Persino San Francesco d’Assisi trovò “casa” da queste parti, scegliendo questo territorio per diffondervi la sua Regola e fondando il Convento delle Fratte, notevole per gli affreschi di scuola giottesca. A questo luogo mistico si legano anche le memorie di Felice Peretti, eletto Papa nel 1585 con il nome di Sisto V, che donò alla sua “patria carissima, Montalto delle Marche” il Reliquiario con Imago Pietatis e Scene della Passione (detto “Reliquiario di Montalto”), oggetto di straordinario valore artistico. Realizzato in oro e pietre preziose, è conservato presso il Museo Sistino Vescovile. Ma il regalo più grande che Sisto V fece ai suoi concittadini furono i privilegi, economici e di status, sfruttati fino all’Unità d’Italia e che permisero al borgo di crescere come centro culturale ed artistico.

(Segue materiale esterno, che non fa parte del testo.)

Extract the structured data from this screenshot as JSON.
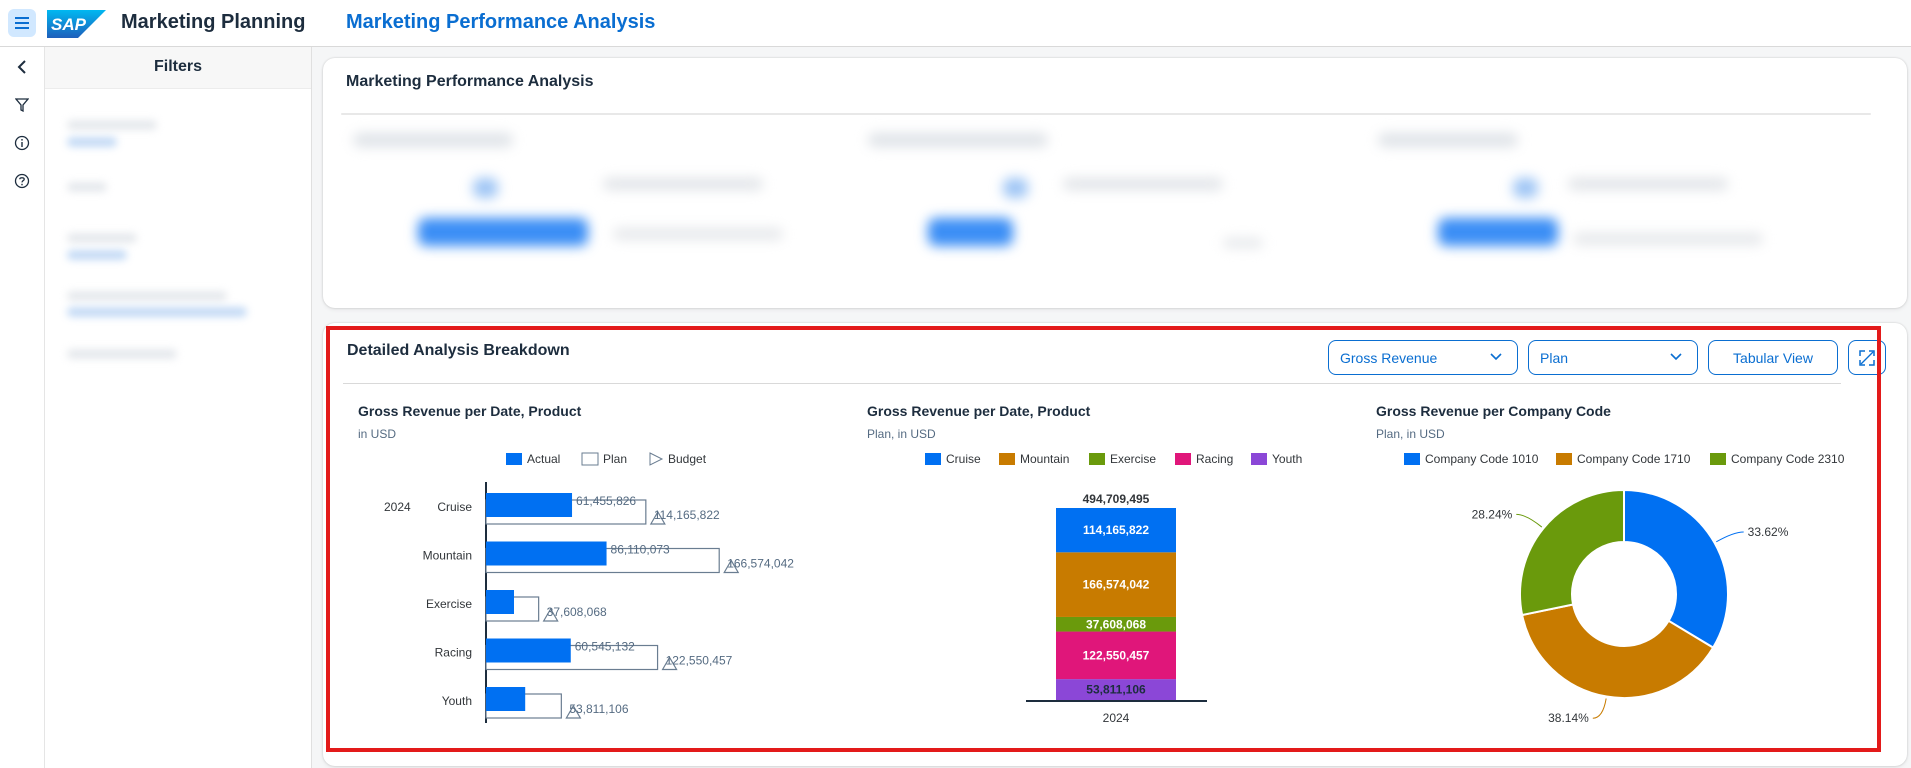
{
  "shell": {
    "app_title": "Marketing Planning",
    "page_title": "Marketing Performance Analysis",
    "logo_text": "SAP"
  },
  "filters": {
    "title": "Filters"
  },
  "overview": {
    "title": "Marketing Performance Analysis"
  },
  "breakdown": {
    "title": "Detailed Analysis Breakdown",
    "measure_select": "Gross Revenue",
    "version_select": "Plan",
    "tabular_view_label": "Tabular View"
  },
  "colors": {
    "brand_blue": "#0a6ed1",
    "actual": "#0070f2",
    "cruise": "#0070f2",
    "mountain": "#c87b00",
    "exercise": "#6a9a0c",
    "racing": "#e0167a",
    "youth": "#8b47d7"
  },
  "chart_data": [
    {
      "type": "bar",
      "title": "Gross Revenue per Date, Product",
      "subtitle": "in USD",
      "legend": [
        "Actual",
        "Plan",
        "Budget"
      ],
      "year": "2024",
      "categories": [
        "Cruise",
        "Mountain",
        "Exercise",
        "Racing",
        "Youth"
      ],
      "series": [
        {
          "name": "Actual",
          "values": [
            61455826,
            86110073,
            20000000,
            60545132,
            28000000
          ],
          "labels": [
            "61,455,826",
            "86,110,073",
            "",
            "60,545,132",
            ""
          ]
        },
        {
          "name": "Plan",
          "values": [
            114165822,
            166574042,
            37608068,
            122550457,
            53811106
          ],
          "labels": [
            "114,165,822",
            "166,574,042",
            "37,608,068",
            "122,550,457",
            "53,811,106"
          ]
        },
        {
          "name": "Budget",
          "values": [
            114165822,
            166574042,
            37608068,
            122550457,
            53811106
          ]
        }
      ],
      "xlim": [
        0,
        200000000
      ]
    },
    {
      "type": "bar",
      "stacked": true,
      "title": "Gross Revenue per Date, Product",
      "subtitle": "Plan, in USD",
      "categories": [
        "2024"
      ],
      "total_label": "494,709,495",
      "series": [
        {
          "name": "Cruise",
          "values": [
            114165822
          ],
          "label": "114,165,822"
        },
        {
          "name": "Mountain",
          "values": [
            166574042
          ],
          "label": "166,574,042"
        },
        {
          "name": "Exercise",
          "values": [
            37608068
          ],
          "label": "37,608,068"
        },
        {
          "name": "Racing",
          "values": [
            122550457
          ],
          "label": "122,550,457"
        },
        {
          "name": "Youth",
          "values": [
            53811106
          ],
          "label": "53,811,106"
        }
      ]
    },
    {
      "type": "pie",
      "donut": true,
      "title": "Gross Revenue per Company Code",
      "subtitle": "Plan, in USD",
      "slices": [
        {
          "name": "Company Code 1010",
          "value": 33.62,
          "label": "33.62%",
          "color": "#0070f2"
        },
        {
          "name": "Company Code 1710",
          "value": 38.14,
          "label": "38.14%",
          "color": "#c87b00"
        },
        {
          "name": "Company Code 2310",
          "value": 28.24,
          "label": "28.24%",
          "color": "#6a9a0c"
        }
      ]
    }
  ]
}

Unico nel suo genere è il Museo delle Carceri, con graffiti e disegni realizzati dai reclusi e con un impianto fonico che diffonde storie autentiche dei carcerati nelle in scena da una compagnia teatrale, così come il Museo L’Acqua, la Terra, la Tela, collocati entrambi presso la sede municipale, purtroppo rimasta in parte lesionata dal terremoto del 2016.

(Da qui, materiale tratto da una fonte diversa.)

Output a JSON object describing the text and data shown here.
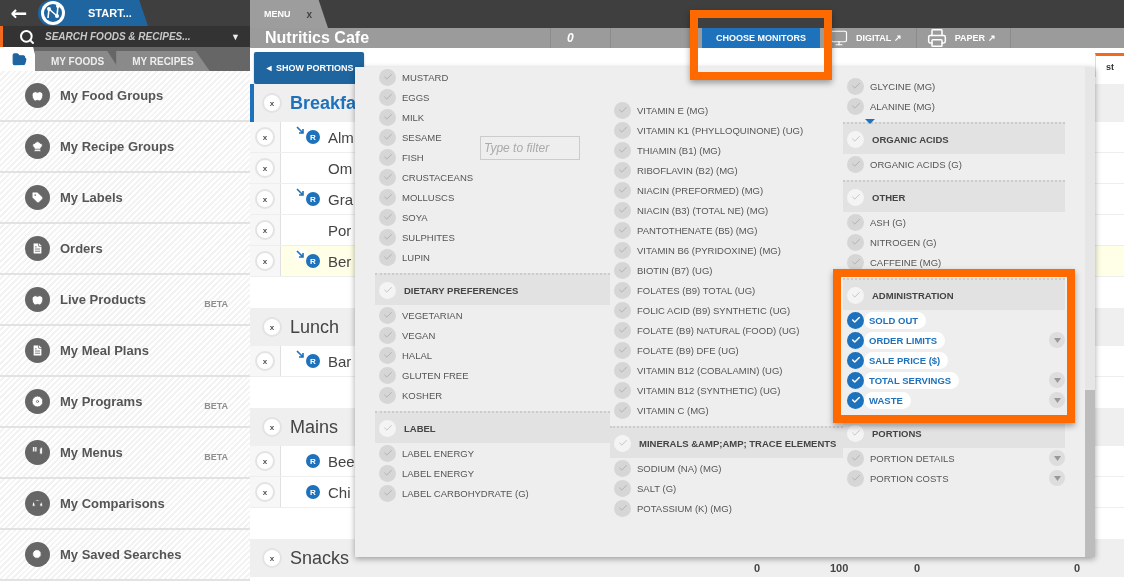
{
  "sidebar": {
    "back_label": "←",
    "start_tab": "START...",
    "search": {
      "placeholder": "SEARCH FOODS & RECIPES...",
      "caret": "▼"
    },
    "tabs": [
      {
        "kind": "folder",
        "selected": true
      },
      {
        "kind": "text",
        "label": "MY FOODS",
        "selected": false
      },
      {
        "kind": "text",
        "label": "MY RECIPES",
        "selected": false
      }
    ],
    "items": [
      {
        "label": "My Food Groups"
      },
      {
        "label": "My Recipe Groups"
      },
      {
        "label": "My Labels"
      },
      {
        "label": "Orders"
      },
      {
        "label": "Live Products",
        "badge": "BETA"
      },
      {
        "label": "My Meal Plans"
      },
      {
        "label": "My Programs",
        "badge": "BETA"
      },
      {
        "label": "My Menus",
        "badge": "BETA"
      },
      {
        "label": "My Comparisons"
      },
      {
        "label": "My Saved Searches"
      }
    ]
  },
  "main": {
    "tab": {
      "label": "MENU",
      "close": "x"
    },
    "header": {
      "title": "Nutritics Cafe",
      "count": "0",
      "buttons": [
        {
          "kind": "primary",
          "label": "CHOOSE MONITORS"
        },
        {
          "kind": "digital",
          "label": "DIGITAL ↗"
        },
        {
          "kind": "paper",
          "label": "PAPER ↗"
        }
      ]
    },
    "show_portions": "◄ SHOW PORTIONS",
    "column_fragment": "st",
    "sections": [
      {
        "title": "Breakfa",
        "remove": "x",
        "selected": true,
        "rows": [
          {
            "name": "Alm",
            "remove": "x",
            "badge": "R",
            "linked": true,
            "selected": false
          },
          {
            "name": "Om",
            "remove": "x",
            "linked": false,
            "selected": false
          },
          {
            "name": "Gra",
            "remove": "x",
            "badge": "R",
            "linked": true,
            "selected": false
          },
          {
            "name": "Por",
            "remove": "x",
            "linked": false,
            "selected": false
          },
          {
            "name": "Ber",
            "remove": "x",
            "badge": "R",
            "linked": true,
            "selected": true
          }
        ]
      },
      {
        "title": "Lunch",
        "remove": "x",
        "selected": false,
        "rows": [
          {
            "name": "Bar",
            "remove": "x",
            "badge": "R",
            "linked": true,
            "selected": false
          }
        ]
      },
      {
        "title": "Mains",
        "remove": "x",
        "selected": false,
        "rows": [
          {
            "name": "Bee",
            "remove": "x",
            "badge": "R",
            "linked": false,
            "selected": false
          },
          {
            "name": "Chi",
            "remove": "x",
            "badge": "R",
            "linked": false,
            "selected": false
          }
        ]
      },
      {
        "title": "Snacks",
        "remove": "x",
        "selected": false,
        "values": [
          "0",
          "100",
          "0",
          "0"
        ]
      }
    ]
  },
  "panel": {
    "filter": {
      "placeholder": "Type to filter"
    },
    "columns": [
      {
        "entries": [
          {
            "kind": "item",
            "label": "MUSTARD",
            "checked": false
          },
          {
            "kind": "item",
            "label": "EGGS",
            "checked": false
          },
          {
            "kind": "item",
            "label": "MILK",
            "checked": false
          },
          {
            "kind": "item",
            "label": "SESAME",
            "checked": false
          },
          {
            "kind": "item",
            "label": "FISH",
            "checked": false
          },
          {
            "kind": "item",
            "label": "CRUSTACEANS",
            "checked": false
          },
          {
            "kind": "item",
            "label": "MOLLUSCS",
            "checked": false
          },
          {
            "kind": "item",
            "label": "SOYA",
            "checked": false
          },
          {
            "kind": "item",
            "label": "SULPHITES",
            "checked": false
          },
          {
            "kind": "item",
            "label": "LUPIN",
            "checked": false
          },
          {
            "kind": "group",
            "label": "DIETARY PREFERENCES",
            "checked": false
          },
          {
            "kind": "item",
            "label": "VEGETARIAN",
            "checked": false
          },
          {
            "kind": "item",
            "label": "VEGAN",
            "checked": false
          },
          {
            "kind": "item",
            "label": "HALAL",
            "checked": false
          },
          {
            "kind": "item",
            "label": "GLUTEN FREE",
            "checked": false
          },
          {
            "kind": "item",
            "label": "KOSHER",
            "checked": false
          },
          {
            "kind": "group",
            "label": "LABEL",
            "checked": false
          },
          {
            "kind": "item",
            "label": "LABEL ENERGY",
            "checked": false
          },
          {
            "kind": "item",
            "label": "LABEL ENERGY",
            "checked": false
          },
          {
            "kind": "item",
            "label": "LABEL CARBOHYDRATE (G)",
            "checked": false
          }
        ]
      },
      {
        "entries": [
          {
            "kind": "item",
            "label": "VITAMIN E (MG)",
            "checked": false
          },
          {
            "kind": "item",
            "label": "VITAMIN K1 (PHYLLOQUINONE) (UG)",
            "checked": false
          },
          {
            "kind": "item",
            "label": "THIAMIN (B1) (MG)",
            "checked": false
          },
          {
            "kind": "item",
            "label": "RIBOFLAVIN (B2) (MG)",
            "checked": false
          },
          {
            "kind": "item",
            "label": "NIACIN (PREFORMED) (MG)",
            "checked": false
          },
          {
            "kind": "item",
            "label": "NIACIN (B3) (TOTAL NE) (MG)",
            "checked": false
          },
          {
            "kind": "item",
            "label": "PANTOTHENATE (B5) (MG)",
            "checked": false
          },
          {
            "kind": "item",
            "label": "VITAMIN B6 (PYRIDOXINE) (MG)",
            "checked": false
          },
          {
            "kind": "item",
            "label": "BIOTIN (B7) (UG)",
            "checked": false
          },
          {
            "kind": "item",
            "label": "FOLATES (B9) TOTAL (UG)",
            "checked": false
          },
          {
            "kind": "item",
            "label": "FOLIC ACID (B9) SYNTHETIC (UG)",
            "checked": false
          },
          {
            "kind": "item",
            "label": "FOLATE (B9) NATURAL (FOOD) (UG)",
            "checked": false
          },
          {
            "kind": "item",
            "label": "FOLATE (B9) DFE (UG)",
            "checked": false
          },
          {
            "kind": "item",
            "label": "VITAMIN B12 (COBALAMIN) (UG)",
            "checked": false
          },
          {
            "kind": "item",
            "label": "VITAMIN B12 (SYNTHETIC) (UG)",
            "checked": false
          },
          {
            "kind": "item",
            "label": "VITAMIN C (MG)",
            "checked": false
          },
          {
            "kind": "group",
            "label": "MINERALS &AMP;AMP; TRACE ELEMENTS",
            "checked": false
          },
          {
            "kind": "item",
            "label": "SODIUM (NA) (MG)",
            "checked": false
          },
          {
            "kind": "item",
            "label": "SALT (G)",
            "checked": false
          },
          {
            "kind": "item",
            "label": "POTASSIUM (K) (MG)",
            "checked": false
          }
        ]
      },
      {
        "entries": [
          {
            "kind": "item",
            "label": "GLYCINE (MG)",
            "checked": false
          },
          {
            "kind": "item",
            "label": "ALANINE (MG)",
            "checked": false
          },
          {
            "kind": "group",
            "label": "ORGANIC ACIDS",
            "checked": false
          },
          {
            "kind": "item",
            "label": "ORGANIC ACIDS (G)",
            "checked": false
          },
          {
            "kind": "group",
            "label": "OTHER",
            "checked": false
          },
          {
            "kind": "item",
            "label": "ASH (G)",
            "checked": false
          },
          {
            "kind": "item",
            "label": "NITROGEN (G)",
            "checked": false
          },
          {
            "kind": "item",
            "label": "CAFFEINE (MG)",
            "checked": false
          },
          {
            "kind": "group",
            "label": "ADMINISTRATION",
            "checked": false
          },
          {
            "kind": "item",
            "label": "SOLD OUT",
            "checked": true
          },
          {
            "kind": "item",
            "label": "ORDER LIMITS",
            "checked": true,
            "has_options": true
          },
          {
            "kind": "item",
            "label": "SALE PRICE ($)",
            "checked": true
          },
          {
            "kind": "item",
            "label": "TOTAL SERVINGS",
            "checked": true,
            "has_options": true
          },
          {
            "kind": "item",
            "label": "WASTE",
            "checked": true,
            "has_options": true
          },
          {
            "kind": "group",
            "label": "PORTIONS",
            "checked": false
          },
          {
            "kind": "item",
            "label": "PORTION DETAILS",
            "checked": false,
            "has_options": true
          },
          {
            "kind": "item",
            "label": "PORTION COSTS",
            "checked": false,
            "has_options": true
          }
        ]
      }
    ]
  }
}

Montalto è un Comune che si compone di numerose frazioni, fra cui Patrignone dove si consiglia la sosta alla Chiesa romanica di Santa Maria in Viminato, impreziosita da affreschi che vanno dal Quattrocento al Seicento. Nella frazione Porchia si nota invece il Torrione del Trecento, elemento di spicco di un Medioevo che qui si legge in ogni vicolo, oltre che nella Cripta della Chiesa di Santa Lucia, con una tavola di Vincenzo Pagani e una stupenda Natività del XV secolo. Della piccola frazione di Valdaso si apprezza invece la bellezza ordinata di una campagna che alterna frutteti e campi coltivati, e fra cui spicca il torrione dell’antico mulino di Sisto V, il “Papa di Montalto”.

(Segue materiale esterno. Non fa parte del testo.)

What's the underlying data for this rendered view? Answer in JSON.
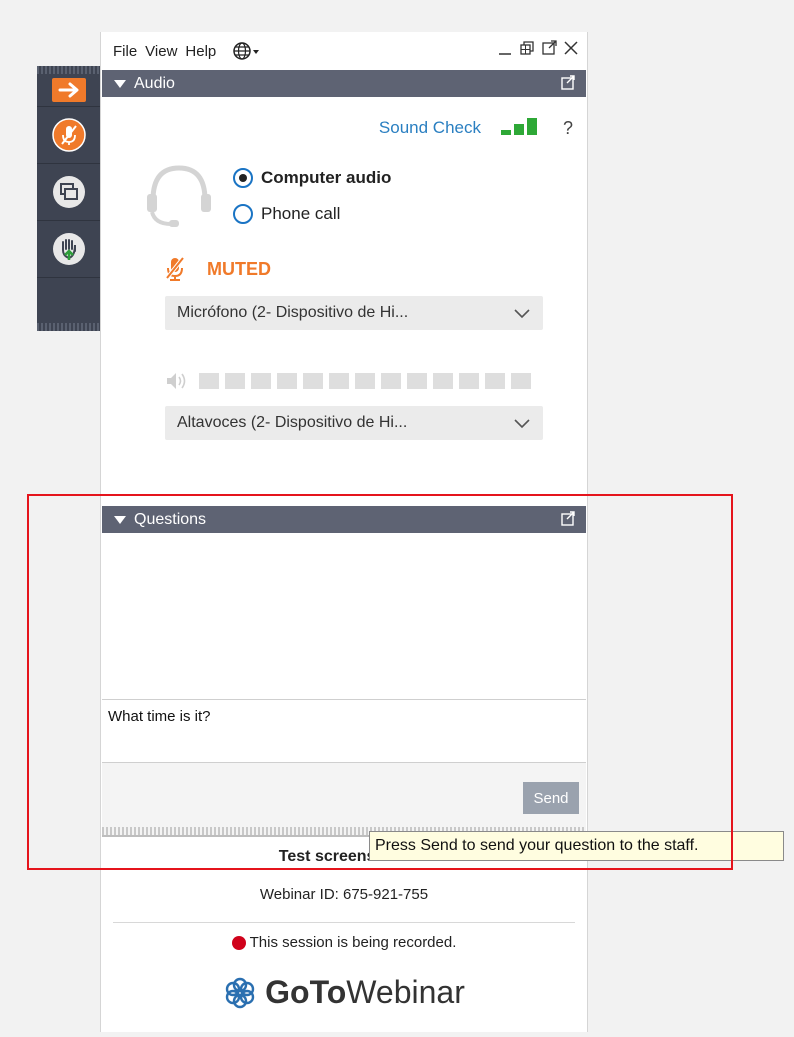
{
  "menubar": {
    "file": "File",
    "view": "View",
    "help": "Help",
    "language_icon": "globe-icon"
  },
  "audio": {
    "section_title": "Audio",
    "sound_check": "Sound Check",
    "help": "?",
    "options": [
      {
        "label": "Computer audio",
        "selected": true
      },
      {
        "label": "Phone call",
        "selected": false
      }
    ],
    "mute_status": "MUTED",
    "microphone": "Micrófono (2- Dispositivo de Hi...",
    "speaker": "Altavoces (2- Dispositivo de Hi..."
  },
  "questions": {
    "section_title": "Questions",
    "input_value": "What time is it?",
    "send_label": "Send"
  },
  "tooltip": "Press Send to send your question to the staff.",
  "session": {
    "title": "Test screenshots",
    "webinar_id": "Webinar ID: 675-921-755",
    "recording": "This session is being recorded."
  },
  "brand": {
    "goto": "GoTo",
    "webinar": "Webinar"
  },
  "colors": {
    "accent_orange": "#f07a2a",
    "link_blue": "#2a7fc1",
    "section_bar": "#5e6373",
    "sidebar": "#3e4452",
    "recording_red": "#d0021b",
    "highlight_red": "#e5141c"
  }
}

Acquasanta Terme: Fortezza di Castel di Luco
Nell’archivio della Cattedrale di Ascoli è conservato un documento che riconduce al borgo di Acquasanta, e da qui a Castel di Luco. La data riportata in calce è 1 Luglio 1052, il che fa di questo borgo incastellato dall’originale pianta rotonda un sito millenario. Il terremoto del 2016 ha purtroppo danneggiato parte della struttura architettonica del fortilizio, ma i lavori per il recupero della struttura originaria sono in corso e di certo questo pezzo di storia marchigiana tornerà presto ad accogliere ospiti nelle stanze ricavate nelle case coloniche che cingono il cuore di Castel di Luco. Un castello ferito ma ancora orgogliosamente in piedi, su un poggio in travertino dove, secondo alcuni studi, nell’antichità si trovavano alcuni altari sacrificali.
Borgo di Colli del Tronto
In dialetto ascolano, il borgo di Colli del Tronto si chiama Li Colle. Sorge su un’area ricca di antichi insediamenti, testimoniati da reperti preistorici, necropoli picene e tombe romane relative al sito di “Castrum Fanum. Secondo alcuni studiosi, sarebbe questo il luogo in cui Pirro sconfisse i romani. Vero o no, le suggestioni rimangono e piacciono agli appassionati di archeologia e storia.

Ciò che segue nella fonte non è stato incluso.